LN metastases were detected more often in almost all stations for patients without NAC compared to patients treated with NAC (63% versus 54%; p = 0,275), especially for cT3–4-stage tumors (Table and Fig. 3). However, all LN stations (no. 1–9, 11 and 12a) showed metastases, and the distribution of LN metastases over the different stations was similar for patients with and without NAC.
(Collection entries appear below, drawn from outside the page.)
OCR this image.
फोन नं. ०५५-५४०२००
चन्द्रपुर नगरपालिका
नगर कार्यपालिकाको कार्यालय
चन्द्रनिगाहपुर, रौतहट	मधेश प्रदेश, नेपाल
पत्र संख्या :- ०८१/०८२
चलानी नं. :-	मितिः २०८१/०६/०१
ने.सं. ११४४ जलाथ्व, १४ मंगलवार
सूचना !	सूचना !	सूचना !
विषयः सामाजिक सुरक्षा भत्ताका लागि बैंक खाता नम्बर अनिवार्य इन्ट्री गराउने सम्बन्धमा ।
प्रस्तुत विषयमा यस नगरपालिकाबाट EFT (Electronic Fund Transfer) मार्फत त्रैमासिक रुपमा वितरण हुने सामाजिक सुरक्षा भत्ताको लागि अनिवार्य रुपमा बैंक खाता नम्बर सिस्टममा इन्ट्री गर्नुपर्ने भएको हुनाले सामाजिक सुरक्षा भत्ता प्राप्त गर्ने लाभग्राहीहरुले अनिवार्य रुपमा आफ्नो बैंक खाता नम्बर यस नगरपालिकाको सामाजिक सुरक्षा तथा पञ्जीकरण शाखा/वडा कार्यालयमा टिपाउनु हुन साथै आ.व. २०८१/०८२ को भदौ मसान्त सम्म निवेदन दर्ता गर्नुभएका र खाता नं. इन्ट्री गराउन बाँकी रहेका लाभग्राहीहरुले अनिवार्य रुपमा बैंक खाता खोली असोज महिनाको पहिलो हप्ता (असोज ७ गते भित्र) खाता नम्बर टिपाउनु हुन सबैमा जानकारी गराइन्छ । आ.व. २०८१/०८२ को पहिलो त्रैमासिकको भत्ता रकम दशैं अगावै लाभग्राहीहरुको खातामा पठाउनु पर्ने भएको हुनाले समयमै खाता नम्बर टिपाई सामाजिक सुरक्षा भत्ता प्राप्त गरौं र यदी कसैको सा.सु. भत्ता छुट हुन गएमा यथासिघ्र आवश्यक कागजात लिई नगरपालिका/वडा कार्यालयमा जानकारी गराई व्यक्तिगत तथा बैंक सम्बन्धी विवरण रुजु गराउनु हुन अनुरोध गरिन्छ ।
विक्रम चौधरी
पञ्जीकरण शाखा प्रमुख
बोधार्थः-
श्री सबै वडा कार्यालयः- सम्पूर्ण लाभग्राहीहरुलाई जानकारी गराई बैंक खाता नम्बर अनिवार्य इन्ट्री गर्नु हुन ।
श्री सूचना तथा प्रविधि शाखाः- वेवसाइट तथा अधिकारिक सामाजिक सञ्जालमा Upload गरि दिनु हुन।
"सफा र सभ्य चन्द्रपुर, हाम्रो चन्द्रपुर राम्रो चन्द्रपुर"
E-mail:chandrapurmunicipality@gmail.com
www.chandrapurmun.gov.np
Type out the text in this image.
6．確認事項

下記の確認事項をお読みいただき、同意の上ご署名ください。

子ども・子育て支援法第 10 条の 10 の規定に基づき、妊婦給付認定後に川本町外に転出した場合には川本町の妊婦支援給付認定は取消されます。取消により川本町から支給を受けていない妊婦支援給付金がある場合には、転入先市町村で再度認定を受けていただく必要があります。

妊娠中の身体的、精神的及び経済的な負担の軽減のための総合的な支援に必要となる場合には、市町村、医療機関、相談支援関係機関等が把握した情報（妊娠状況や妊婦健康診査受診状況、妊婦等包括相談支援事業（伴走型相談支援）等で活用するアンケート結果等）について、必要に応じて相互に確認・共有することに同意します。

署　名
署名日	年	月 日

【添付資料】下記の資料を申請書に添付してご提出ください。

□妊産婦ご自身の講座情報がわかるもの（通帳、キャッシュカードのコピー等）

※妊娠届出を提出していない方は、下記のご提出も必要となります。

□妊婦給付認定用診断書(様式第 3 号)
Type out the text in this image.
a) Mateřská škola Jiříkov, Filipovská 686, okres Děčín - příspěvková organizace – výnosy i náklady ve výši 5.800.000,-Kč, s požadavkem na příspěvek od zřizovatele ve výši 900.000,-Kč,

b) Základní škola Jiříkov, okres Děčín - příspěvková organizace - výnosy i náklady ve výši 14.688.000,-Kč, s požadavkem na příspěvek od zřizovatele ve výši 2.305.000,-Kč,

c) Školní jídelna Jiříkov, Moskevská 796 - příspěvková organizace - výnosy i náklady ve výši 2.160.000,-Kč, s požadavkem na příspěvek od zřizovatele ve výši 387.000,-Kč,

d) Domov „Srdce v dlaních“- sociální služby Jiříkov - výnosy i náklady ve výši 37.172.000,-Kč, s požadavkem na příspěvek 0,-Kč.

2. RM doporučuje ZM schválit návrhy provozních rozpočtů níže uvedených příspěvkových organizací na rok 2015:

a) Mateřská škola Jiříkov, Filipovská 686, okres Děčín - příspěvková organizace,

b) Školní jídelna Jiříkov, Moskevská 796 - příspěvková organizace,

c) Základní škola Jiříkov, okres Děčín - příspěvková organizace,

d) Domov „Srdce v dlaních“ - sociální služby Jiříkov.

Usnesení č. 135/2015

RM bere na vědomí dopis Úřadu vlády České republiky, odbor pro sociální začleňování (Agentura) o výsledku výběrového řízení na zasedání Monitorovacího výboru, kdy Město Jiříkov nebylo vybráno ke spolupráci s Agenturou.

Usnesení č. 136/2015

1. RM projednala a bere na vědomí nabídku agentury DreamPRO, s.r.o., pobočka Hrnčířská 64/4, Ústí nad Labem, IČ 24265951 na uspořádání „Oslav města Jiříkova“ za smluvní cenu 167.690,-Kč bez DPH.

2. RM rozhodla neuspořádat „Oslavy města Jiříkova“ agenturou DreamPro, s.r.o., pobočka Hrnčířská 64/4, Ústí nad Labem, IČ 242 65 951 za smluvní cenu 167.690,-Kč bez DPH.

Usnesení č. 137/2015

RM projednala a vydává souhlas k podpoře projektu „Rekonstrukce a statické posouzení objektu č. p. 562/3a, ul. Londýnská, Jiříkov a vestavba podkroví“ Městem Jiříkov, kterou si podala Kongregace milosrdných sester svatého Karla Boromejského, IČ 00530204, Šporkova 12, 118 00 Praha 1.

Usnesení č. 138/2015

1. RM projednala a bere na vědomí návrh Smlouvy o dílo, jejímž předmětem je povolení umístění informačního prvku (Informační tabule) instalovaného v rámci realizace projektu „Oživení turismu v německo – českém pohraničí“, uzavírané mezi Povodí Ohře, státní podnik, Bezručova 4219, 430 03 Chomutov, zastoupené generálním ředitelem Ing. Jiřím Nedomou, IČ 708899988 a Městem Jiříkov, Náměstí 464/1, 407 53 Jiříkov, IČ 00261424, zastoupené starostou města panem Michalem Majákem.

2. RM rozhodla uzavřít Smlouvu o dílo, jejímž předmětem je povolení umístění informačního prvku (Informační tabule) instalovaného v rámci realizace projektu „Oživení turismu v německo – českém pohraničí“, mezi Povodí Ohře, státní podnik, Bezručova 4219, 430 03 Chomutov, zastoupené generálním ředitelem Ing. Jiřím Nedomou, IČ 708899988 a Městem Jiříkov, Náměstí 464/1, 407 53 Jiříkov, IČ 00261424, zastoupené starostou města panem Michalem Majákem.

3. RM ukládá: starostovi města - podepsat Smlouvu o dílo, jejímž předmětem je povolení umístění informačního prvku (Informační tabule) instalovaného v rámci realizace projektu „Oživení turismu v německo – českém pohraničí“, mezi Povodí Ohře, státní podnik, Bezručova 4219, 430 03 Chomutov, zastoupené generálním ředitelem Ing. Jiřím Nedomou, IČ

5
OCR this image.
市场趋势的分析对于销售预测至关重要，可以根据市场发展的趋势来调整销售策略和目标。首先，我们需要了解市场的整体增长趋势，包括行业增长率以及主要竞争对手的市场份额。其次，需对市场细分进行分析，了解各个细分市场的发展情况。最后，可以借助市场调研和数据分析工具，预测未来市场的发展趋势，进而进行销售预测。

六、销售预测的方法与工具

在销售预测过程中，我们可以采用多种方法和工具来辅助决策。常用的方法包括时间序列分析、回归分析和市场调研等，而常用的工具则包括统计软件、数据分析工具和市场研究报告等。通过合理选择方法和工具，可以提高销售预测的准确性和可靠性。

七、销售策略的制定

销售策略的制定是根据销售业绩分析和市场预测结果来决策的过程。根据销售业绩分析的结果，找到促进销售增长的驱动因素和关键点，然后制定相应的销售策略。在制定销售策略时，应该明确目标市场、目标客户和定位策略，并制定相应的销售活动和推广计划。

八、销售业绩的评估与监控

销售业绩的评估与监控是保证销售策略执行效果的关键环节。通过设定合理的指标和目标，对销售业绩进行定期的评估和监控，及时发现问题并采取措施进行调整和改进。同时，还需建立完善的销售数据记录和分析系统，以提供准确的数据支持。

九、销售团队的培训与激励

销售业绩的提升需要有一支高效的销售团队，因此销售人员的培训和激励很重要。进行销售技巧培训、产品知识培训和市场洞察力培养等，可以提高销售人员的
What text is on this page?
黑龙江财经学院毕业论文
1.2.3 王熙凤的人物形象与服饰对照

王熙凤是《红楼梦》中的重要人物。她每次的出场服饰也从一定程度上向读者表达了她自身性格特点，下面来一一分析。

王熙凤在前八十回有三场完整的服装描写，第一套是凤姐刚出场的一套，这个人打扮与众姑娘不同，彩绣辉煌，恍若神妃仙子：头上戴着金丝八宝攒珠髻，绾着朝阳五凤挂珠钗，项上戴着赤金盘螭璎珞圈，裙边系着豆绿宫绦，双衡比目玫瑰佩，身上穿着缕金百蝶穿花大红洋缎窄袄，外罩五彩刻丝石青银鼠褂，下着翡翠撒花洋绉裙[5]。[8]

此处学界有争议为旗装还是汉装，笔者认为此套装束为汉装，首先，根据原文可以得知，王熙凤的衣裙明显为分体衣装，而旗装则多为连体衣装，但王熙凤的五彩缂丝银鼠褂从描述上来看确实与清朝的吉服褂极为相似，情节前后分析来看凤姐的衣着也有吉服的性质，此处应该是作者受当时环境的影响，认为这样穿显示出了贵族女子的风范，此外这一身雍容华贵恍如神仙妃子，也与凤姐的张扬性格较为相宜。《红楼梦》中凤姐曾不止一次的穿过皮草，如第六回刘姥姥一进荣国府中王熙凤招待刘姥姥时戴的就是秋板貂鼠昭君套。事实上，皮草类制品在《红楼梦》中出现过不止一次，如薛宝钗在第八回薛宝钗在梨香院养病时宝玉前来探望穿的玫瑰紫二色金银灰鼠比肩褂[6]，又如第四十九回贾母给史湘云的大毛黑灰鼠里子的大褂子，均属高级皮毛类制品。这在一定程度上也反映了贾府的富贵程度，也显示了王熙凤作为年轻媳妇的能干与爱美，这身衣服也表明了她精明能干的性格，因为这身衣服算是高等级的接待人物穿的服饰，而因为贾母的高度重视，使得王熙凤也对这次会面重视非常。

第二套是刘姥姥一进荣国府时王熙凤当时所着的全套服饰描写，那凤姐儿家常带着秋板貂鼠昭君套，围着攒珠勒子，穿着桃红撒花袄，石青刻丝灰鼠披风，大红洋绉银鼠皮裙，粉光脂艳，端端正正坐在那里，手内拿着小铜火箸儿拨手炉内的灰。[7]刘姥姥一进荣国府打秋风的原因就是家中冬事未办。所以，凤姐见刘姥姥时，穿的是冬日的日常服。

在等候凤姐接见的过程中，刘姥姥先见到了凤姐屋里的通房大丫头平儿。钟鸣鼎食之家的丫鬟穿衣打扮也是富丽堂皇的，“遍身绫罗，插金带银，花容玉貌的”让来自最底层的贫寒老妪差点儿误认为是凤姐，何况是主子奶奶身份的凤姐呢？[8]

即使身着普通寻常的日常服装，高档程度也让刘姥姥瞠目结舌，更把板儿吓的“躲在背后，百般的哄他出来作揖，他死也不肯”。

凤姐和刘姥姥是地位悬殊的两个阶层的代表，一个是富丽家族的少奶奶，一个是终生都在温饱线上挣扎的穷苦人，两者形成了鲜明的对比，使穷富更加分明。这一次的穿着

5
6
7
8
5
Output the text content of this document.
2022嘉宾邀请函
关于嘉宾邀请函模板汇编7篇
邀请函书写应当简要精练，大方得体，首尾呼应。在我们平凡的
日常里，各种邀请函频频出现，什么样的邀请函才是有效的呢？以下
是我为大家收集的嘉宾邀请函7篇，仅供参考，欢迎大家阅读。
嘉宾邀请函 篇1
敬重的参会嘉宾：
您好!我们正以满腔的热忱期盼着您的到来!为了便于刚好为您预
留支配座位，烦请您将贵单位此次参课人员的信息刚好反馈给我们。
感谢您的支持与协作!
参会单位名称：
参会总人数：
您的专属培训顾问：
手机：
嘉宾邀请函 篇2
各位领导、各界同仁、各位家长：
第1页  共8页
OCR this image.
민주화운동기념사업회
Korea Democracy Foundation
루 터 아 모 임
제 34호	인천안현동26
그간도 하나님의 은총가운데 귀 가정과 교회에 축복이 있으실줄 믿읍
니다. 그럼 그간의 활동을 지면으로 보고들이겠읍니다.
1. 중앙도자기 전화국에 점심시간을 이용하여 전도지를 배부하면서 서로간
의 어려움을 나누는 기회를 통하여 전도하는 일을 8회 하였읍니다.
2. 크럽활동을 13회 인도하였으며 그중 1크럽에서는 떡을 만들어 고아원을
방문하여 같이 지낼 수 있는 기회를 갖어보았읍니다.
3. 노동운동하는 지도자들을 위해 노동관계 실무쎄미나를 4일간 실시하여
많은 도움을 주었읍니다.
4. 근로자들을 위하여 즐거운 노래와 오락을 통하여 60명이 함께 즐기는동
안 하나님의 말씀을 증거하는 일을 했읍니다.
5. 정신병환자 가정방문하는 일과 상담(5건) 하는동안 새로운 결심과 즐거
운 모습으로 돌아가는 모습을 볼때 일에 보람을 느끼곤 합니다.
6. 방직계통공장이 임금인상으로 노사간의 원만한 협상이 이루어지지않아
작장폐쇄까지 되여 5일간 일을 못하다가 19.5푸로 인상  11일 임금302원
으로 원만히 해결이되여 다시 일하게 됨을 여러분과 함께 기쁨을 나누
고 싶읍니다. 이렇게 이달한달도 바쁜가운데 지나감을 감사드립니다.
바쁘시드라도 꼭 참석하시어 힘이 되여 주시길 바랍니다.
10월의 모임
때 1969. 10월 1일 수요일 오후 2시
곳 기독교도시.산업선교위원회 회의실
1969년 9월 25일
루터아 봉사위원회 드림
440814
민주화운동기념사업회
The sensitivity analysis revealed a similar pattern of LN metastases in patients treated with NAC (n = 158/212, 75%) compared to the entire cohort (Supplementary Table 2).

Fourteen patients (7%) demonstrated skip-metastases involving remote stations only (Supplementary Table 3). Stations 7 (3%) and 8 (4%) most frequently showed skip-metastases. A solitary skip-metastasis was found in station 7 (n = 4), 8 (n = 2), 11 (n = 1), and 12 (n = 1). Most of these 14 patients had cT3–4- and/or cN+-stages (n = 13, 93%) and distal tumors (n = 9, 64%).

A complete response in primary tumors was achieved in 14 out of 158 patients treated with NAC (9%), whereas 18 patients (11%) noted complete regression in LN metastases (Table 2). Compared to the entire cohort (n = 212), these 18 patients demonstrated similar metastatic incidences in LN stations 11 (12% versus 13%) and 12a (6% versus 6%). The histopathological response rates did not differ significantly for the intestinal versus diffuse type in primary tumors (p = 0,678) nor in lymph nodes (p = 0,449) (Supplementary Table 4). No regression at all was found in lymph nodes for 132 patients (84%) and the primary tumor for 42 patients (27%).

The greater omentum harbored LNs in 39 patients (18%), and only 1/212 patients (0.5%) showed LN metastases (Table 2). This patient had a distal cT3-tumor (diffuse type) with 4 LN metastases located in the upper left quadrant. Another 5 patients (2%) exhibited tumor deposits in the greater omentum, located in multiple quadrants. These 5 patients had cT3- (n = 4) and cT4-tumors (n = 1) of the intestinal (n = 2) and diffuse (n = 3) type, located in the proximal (n = 1), middle (n = 1) and distal (n = 3) stomach.